Speeches by Richard W. Fisher
Excerpts from Richard Fisher's remarks before the Gainesville Area Chamber of Commerce
Gainesville, Texas · December 18, 2012
Where Is America's Middle Class? In Texas
Texas continued its strong pace of economic expansion and job growth in 2012. The Dallas Fed expects the state to post real gross domestic product growth of at least 3.5 percent and job growth of 3.2 percent for the year. An uninformed observer might think the jobs created in Texas are primarily low wage. But the attached job-growth data from Dallas Fed Senior Economist Pia Orrenius show that over the past decade, Texas has led the nation in job creation in all four income quartiles. We do create more low-wage jobs; we also create more high-wage jobs. And, importantly, while the growth rate for middle-income jobs over the past decade has been negative in the U.S., it has been positive in Texas. Middle-income jobs may be declining and "job polarization" may be occurring in the U.S., but the same is not true for Texas, where the middle-income population is expanding.

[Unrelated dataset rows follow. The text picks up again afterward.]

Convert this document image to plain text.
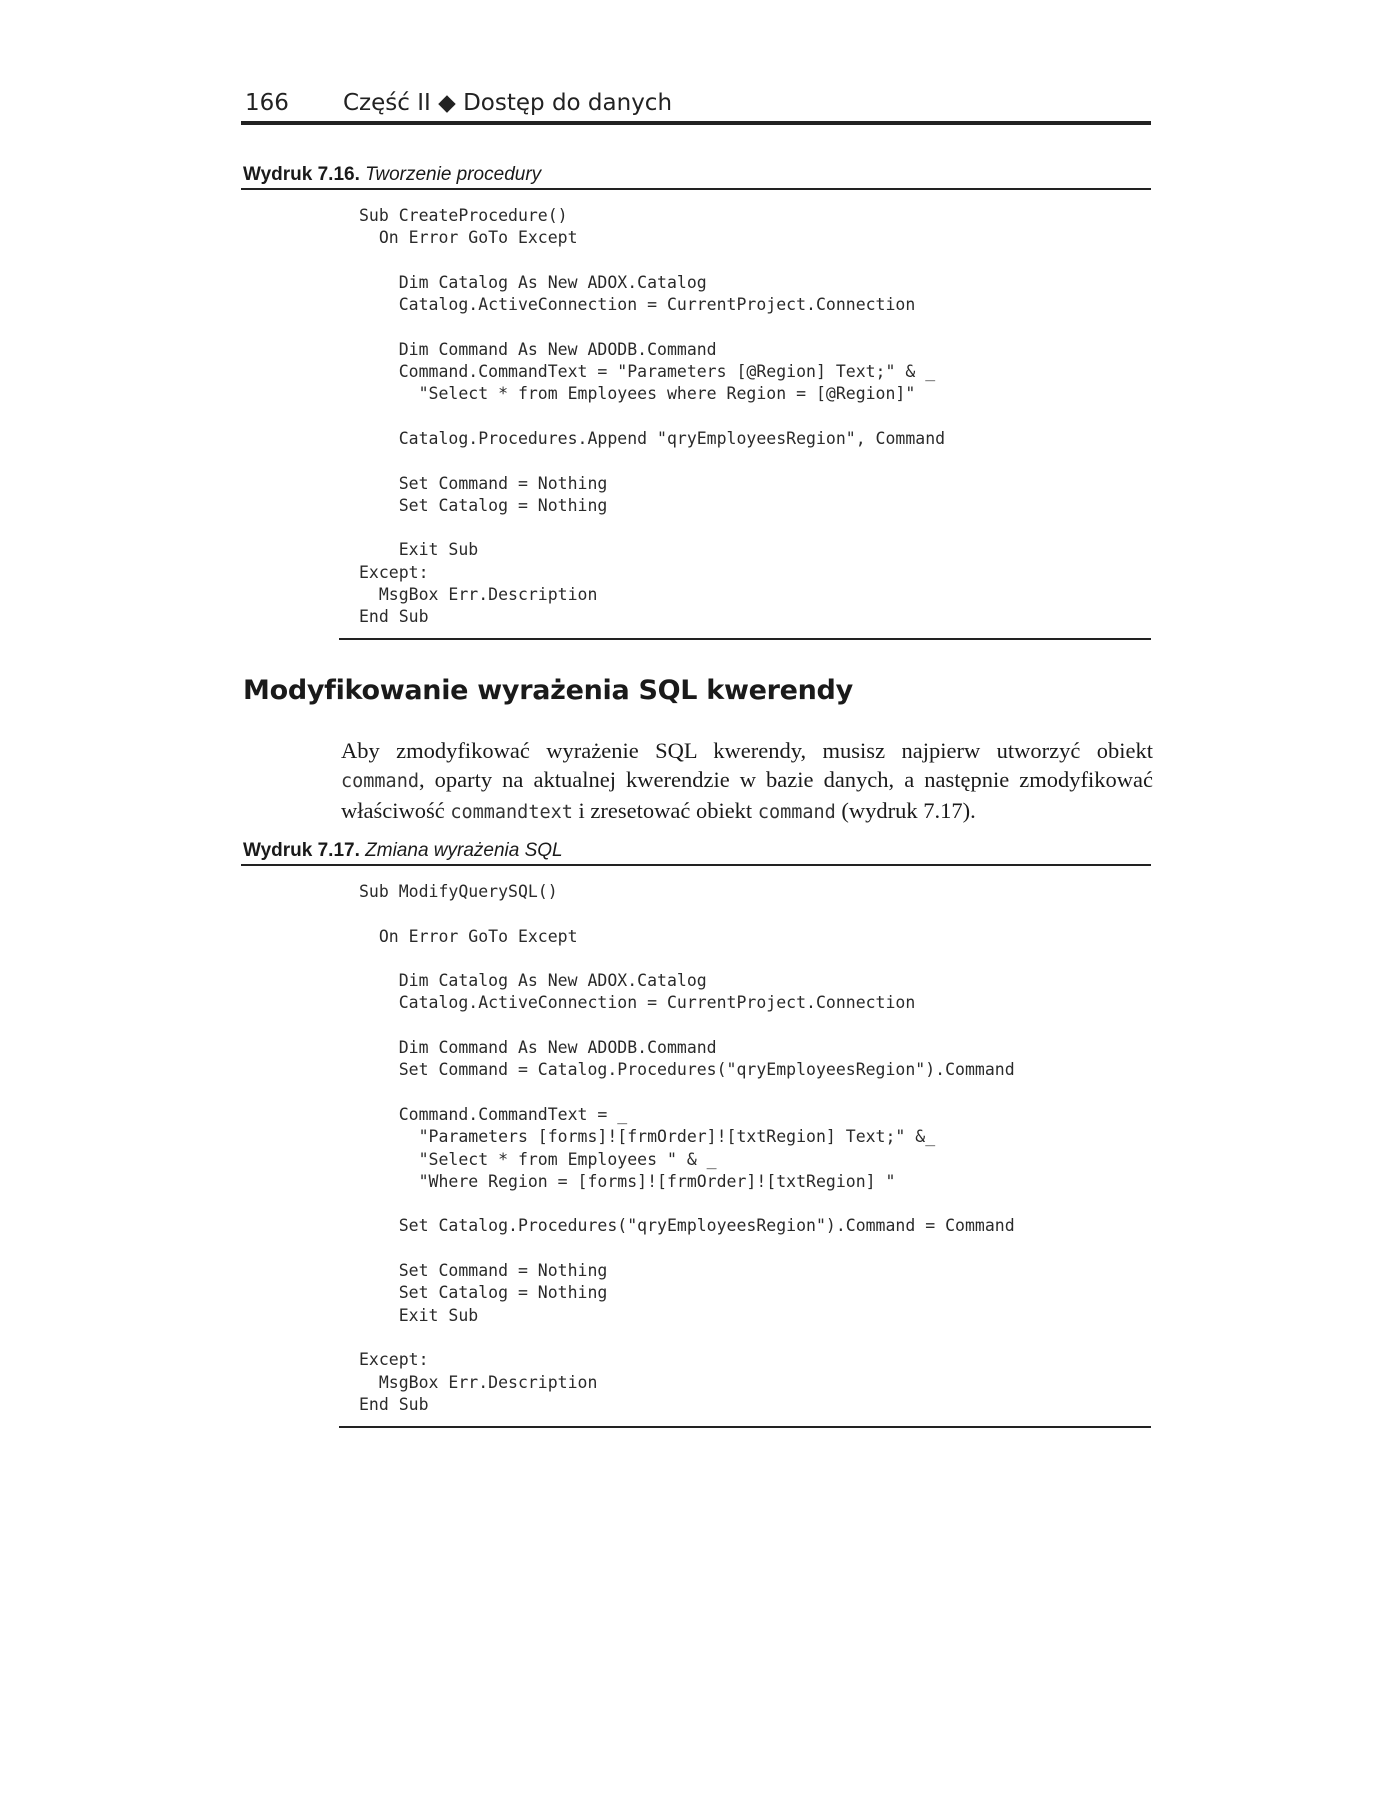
166 Część II ◆ Dostęp do danych
Wydruk 7.16. Tworzenie procedury
Sub CreateProcedure()
On Error GoTo Except
Dim Catalog As New ADOX.Catalog
Catalog.ActiveConnection = CurrentProject.Connection
Dim Command As New ADODB.Command
Command.CommandText = "Parameters [@Region] Text;" & _
"Select * from Employees where Region = [@Region]"
Catalog.Procedures.Append "qryEmployeesRegion", Command
Set Command = Nothing
Set Catalog = Nothing
Exit Sub
Except:
MsgBox Err.Description
End Sub
Modyfikowanie wyrażenia SQL kwerendy

Aby zmodyfikować wyrażenie SQL kwerendy, musisz najpierw utworzyć obiekt command, oparty na aktualnej kwerendzie w bazie danych, a następnie zmodyfikować właściwość commandtext i zresetować obiekt command (wydruk 7.17).

Wydruk 7.17. Zmiana wyrażenia SQL
Sub ModifyQuerySQL()
On Error GoTo Except
Dim Catalog As New ADOX.Catalog
Catalog.ActiveConnection = CurrentProject.Connection
Dim Command As New ADODB.Command
Set Command = Catalog.Procedures("qryEmployeesRegion").Command
Command.CommandText = _
"Parameters [forms]![frmOrder]![txtRegion] Text;" &_
"Select * from Employees " & _
"Where Region = [forms]![frmOrder]![txtRegion] "
Set Catalog.Procedures("qryEmployeesRegion").Command = Command
Set Command = Nothing
Set Catalog = Nothing
Exit Sub
Except:
MsgBox Err.Description
End Sub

Using Animal Husbandry to Illustrate Problems Proposed by the Fiscal Cliff
Today's Wall Street Journal notes that, according to the highly regarded analyst Ed Yardini, through September American companies bought $274 billion more shares than they issued. Since September, hardly a trading day goes by without a company announcing a new debt offering to take advantage of today's historically low interest rates to finance further share buybacks and/or special dividend payouts. Too little of this money is being used to invest in job creation and job-creating expansion of plant and equipment in the U.S. Which raises a question about the efficacy of our accommodative monetary policy: Are our massive purchases of Treasury notes and bonds effective in meeting our mandate of conducting monetary policy so as to create maximum employment?
The answer is, quantitative easing is a necessary but insufficient tool to spark job creation. Employers will not deploy the cheap and abundant capital on hand toward job creation while there is so much uncertainty surrounding final demand for the goods and services they sell. Or the uncertainty surrounding the fiscal cliff: Until they know what their taxes will be or how federal spending patterns that affect them and their customers will change (or, one might add, whether the nation will have a more rational regulatory structure), they will sit on their abundant money rather than spend it on unemployment-reducing expansion.

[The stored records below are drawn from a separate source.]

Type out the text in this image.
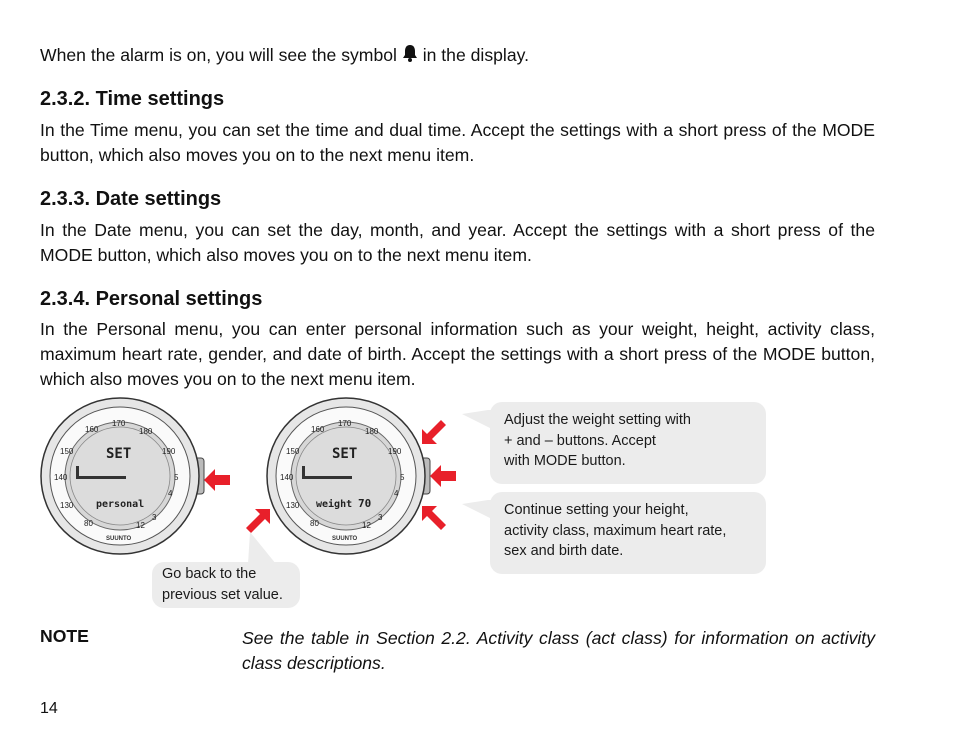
When the alarm is on, you will see the symbol in the display.
2.3.2. Time settings
In the Time menu, you can set the time and dual time. Accept the settings with a short press of the MODE button, which also moves you on to the next menu item.
2.3.3. Date settings
In the Date menu, you can set the day, month, and year. Accept the settings with a short press of the MODE button, which also moves you on to the next menu item.
2.3.4. Personal settings
In the Personal menu, you can enter personal information such as your weight, height, activity class, maximum heart rate, gender, and date of birth. Accept the settings with a short press of the MODE button, which also moves you on to the next menu item.
160
170
180
150
140
130
190
5
4
80	12
3
SET
personal
SUUNTO
160
170
180
150
140
130
190
5
4
80	12
3
SET
weight 70
SUUNTO
Adjust the weight setting with
+ and – buttons. Accept
with MODE button.
Continue setting your height,
activity class, maximum heart rate,
sex and birth date.
Go back to the
previous set value.
NOTE	See the table in Section 2.2. Activity class (act class) for information on activity class descriptions.
14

Let me use a little animal husbandry to illustrate this point.
We have a ranch in Franklin County in East Texas. We have a 2,200-pound bull there that breeds our Longhorn cows. His name, incidentally, is "Too Big to Fail."
Now, Too Big has plenty of liquidity at his disposal; he's fully equipped to do what we want him to do. But if we put him on the opposite side of the fence from those pretty cows, he's unable to perform. Think of the uncertainty I've just spoken of, and especially the uncertainty surrounding the resolution of the fiscal cliff, as a fence. Businesses, just like Too Big, have plenty of liquidity; they have the resources they need to do what we want them to do—in this case, invest in job creation. But as long as that fence of uncertainty is in place, they will not be able to perform.
This is one of the key reasons that our political authorities must resolve how they will tax and spend going forward and do so in a way that incentivizes American businesses to breed more American jobs.
The views expressed by the author do not necessarily reflect official positions of the Federal Reserve System.